The current surge, while smaller than the large one last winter, is significant. The state reported 11,623 cases in the past week, nearly twice as many as a week earlier. The percentage of tests done in labs in the state that come back positive is about 8.4%, above the standard threshold of 5% that indicates cases are widespread.

Public health officials and experts say there are signs that the public is already in a summer frame of mind and skipping resuming precautions.

Local health departments hand out home test kits, but there is no scramble to get them. The federal website that mails them for free is offering them for a third time.

Mask use has dropped from about 67% in January to about 29% now, according to national surveys by the Institute for Health Metrics and Evaluation, the lowest use since the institute began tracking.

State health officials continue to provide and advertise vaccinations, but the long lines are gone.
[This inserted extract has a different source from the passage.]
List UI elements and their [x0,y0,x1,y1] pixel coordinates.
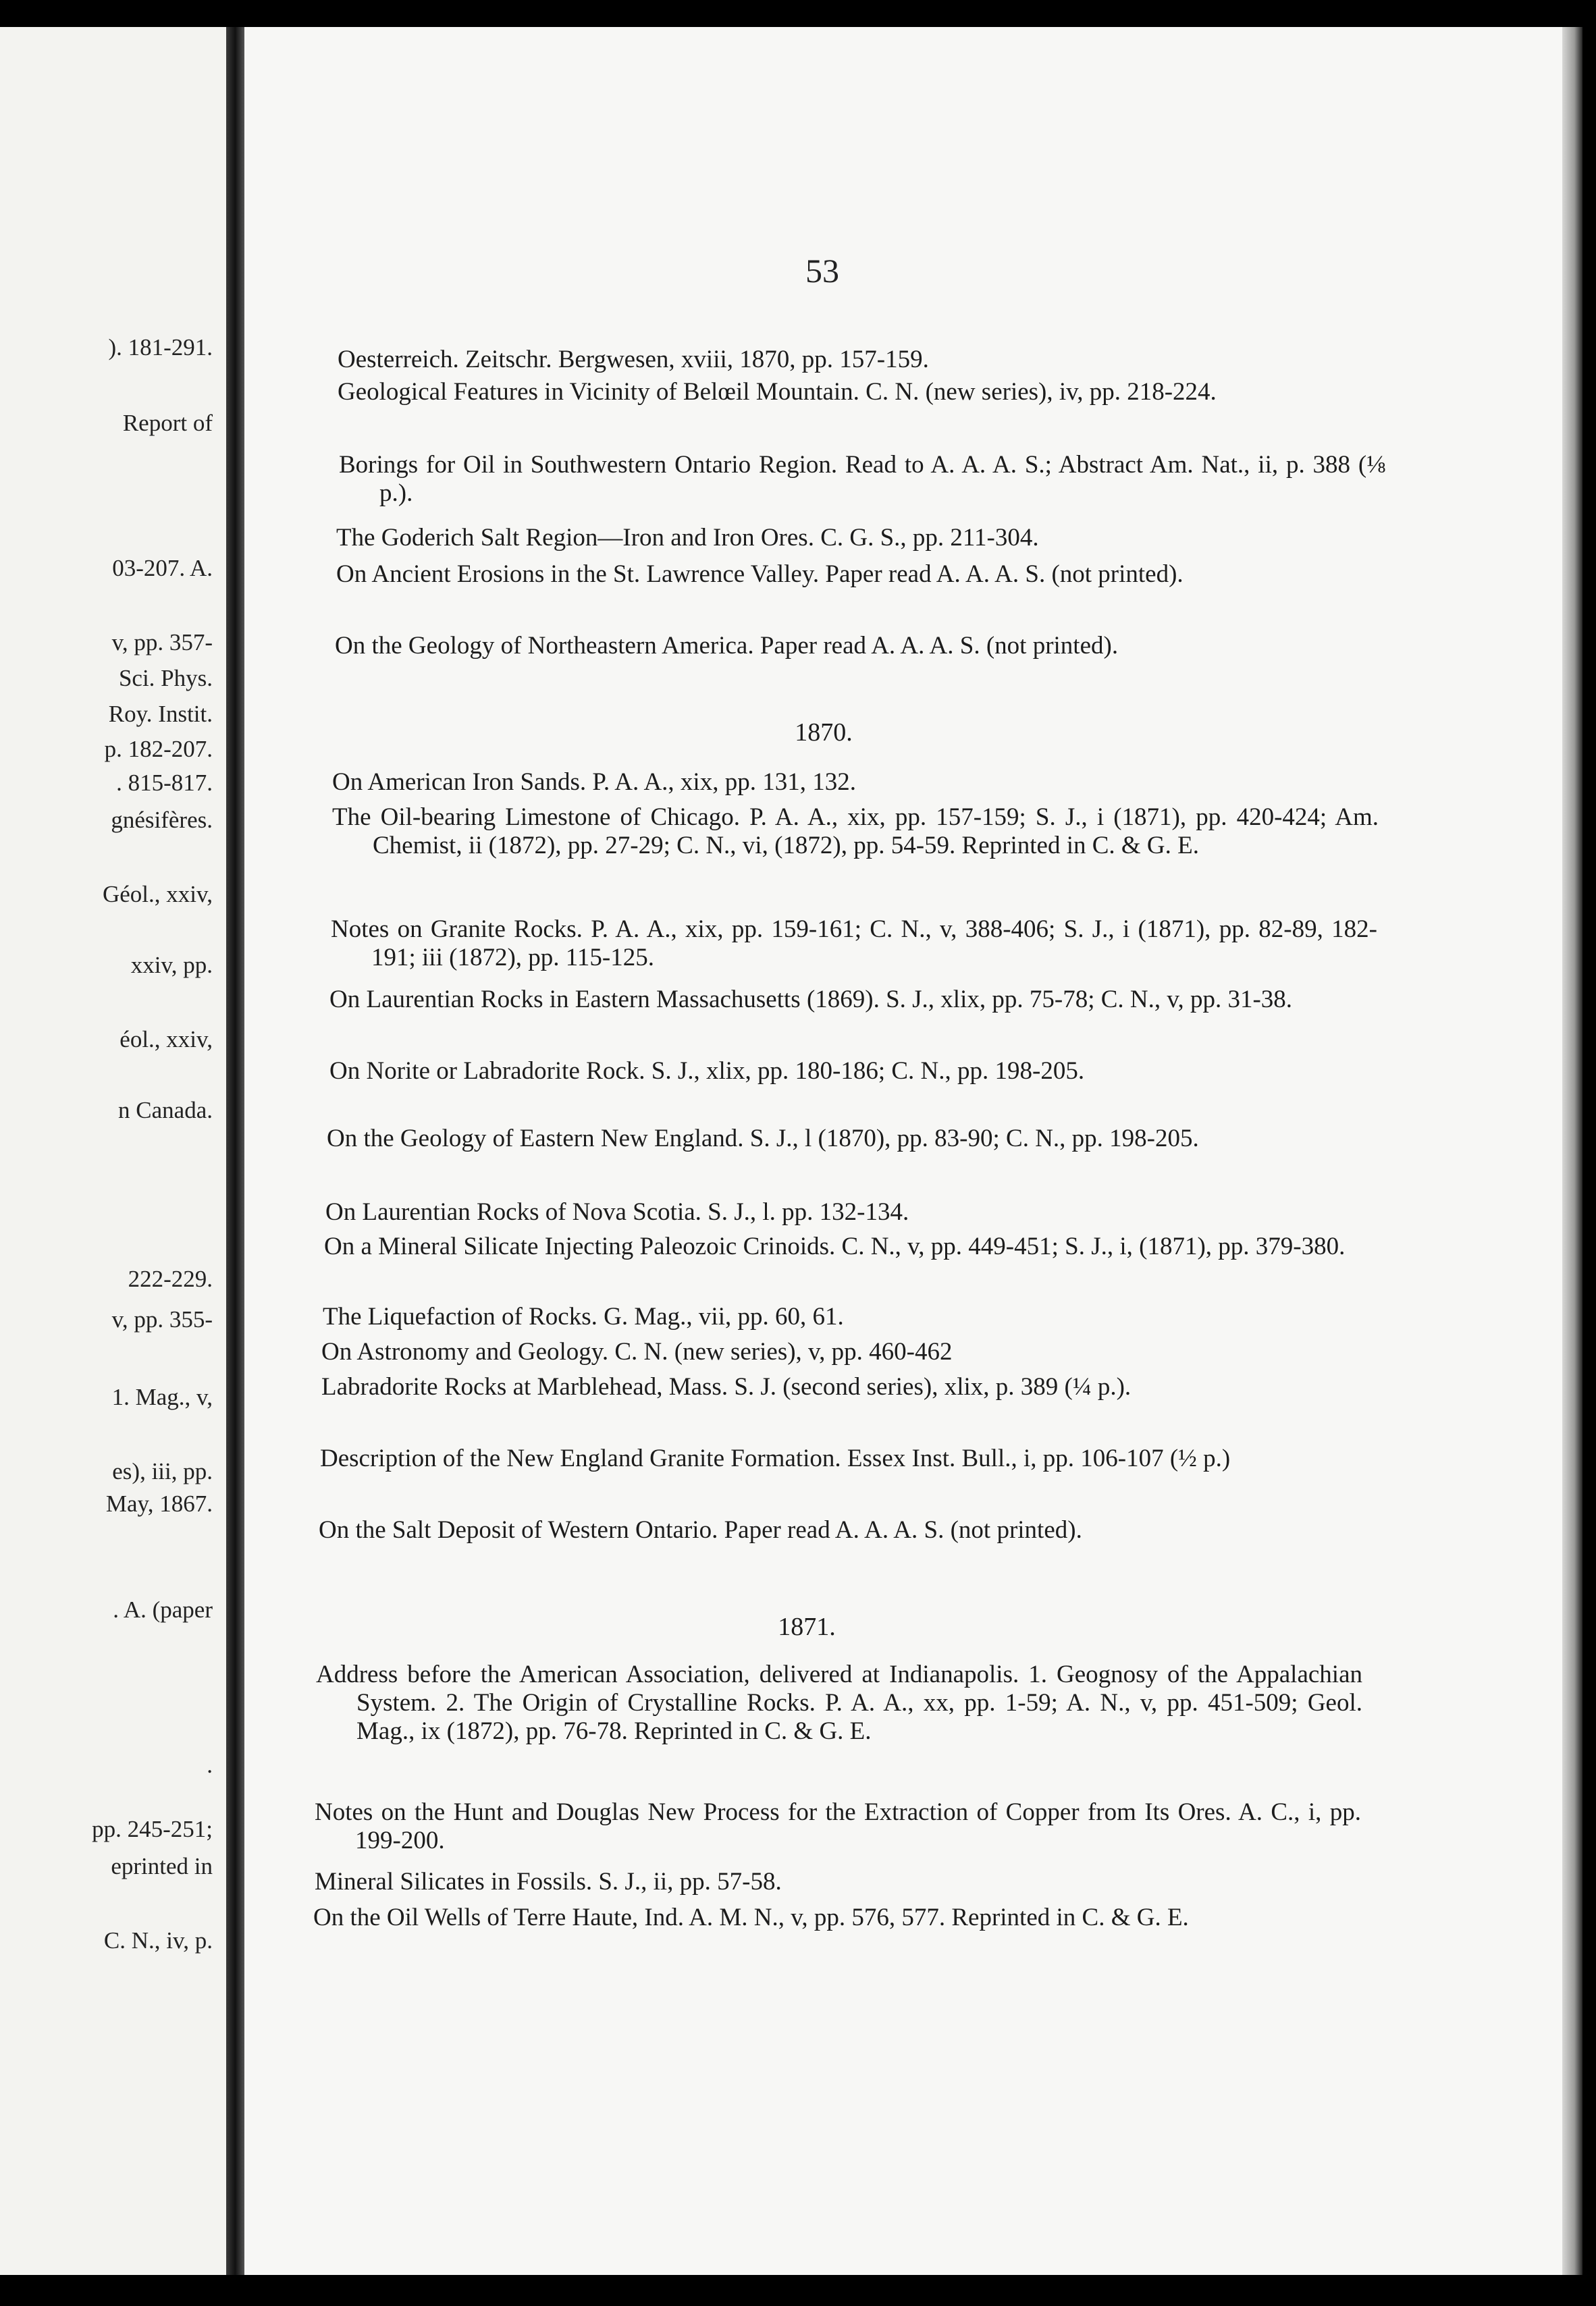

The officials have taken to texting and calling eligible adults about getting another booster shot, but demand for those appears to have tapered off, too.

The national vaccination rate has stagnated at about two-thirds, with about half of those eligible getting a booster, according to the CDC. Maryland has a higher rate of fully vaccinated people at about 76%.

Chase Cook, spokesman for the Maryland Department of Health, says officials have focused on pushing extra shots because “maintaining that immunity by getting boosted enables Marylanders to learn to live with the virus. We encourage every eligible Marylander to get boosted as soon as possible.”

The department sent a memo Friday to all providers in the state that incudes updated guidance on vaccines and boosters authorized by the U.S. Food and Drug Administration, including a booster dose of vaccine for kids ages 5 to 11 that the federal government authorized a day earlier. The memo also instructs the providers to allow people to simply state that they are eligible for a shot.

Experts say some people may feel the vaccines they have on board are enough. Or they are waiting until the fall, when there could be a combined flu-COVID vaccine or a nasal vaccine that could be more effective in preventing infection and rather than just reducing the risk of severe illness. But the experts recommend getting available shots now, particularly those most at risk for severe disease.

Dr. Brian Garibaldi, medical director for the Johns Hopkins’ Biocontainment Unit, also said in the Friday news conference that people infected and at risk for severe disease should ask for treatments. There is a monoclonal antibody therapy that works on the omicron subvariants and also oral antivirals, such as Paxlovid, that if taken early can prevent hospitalizations for COVID-19, he said.

But Garibaldi and others say they hope people don’t give up on preventing infection to begin with.

“We know masks work; we know they prevent disease and save lives,” he said. “It’s not just about you, but those around you.”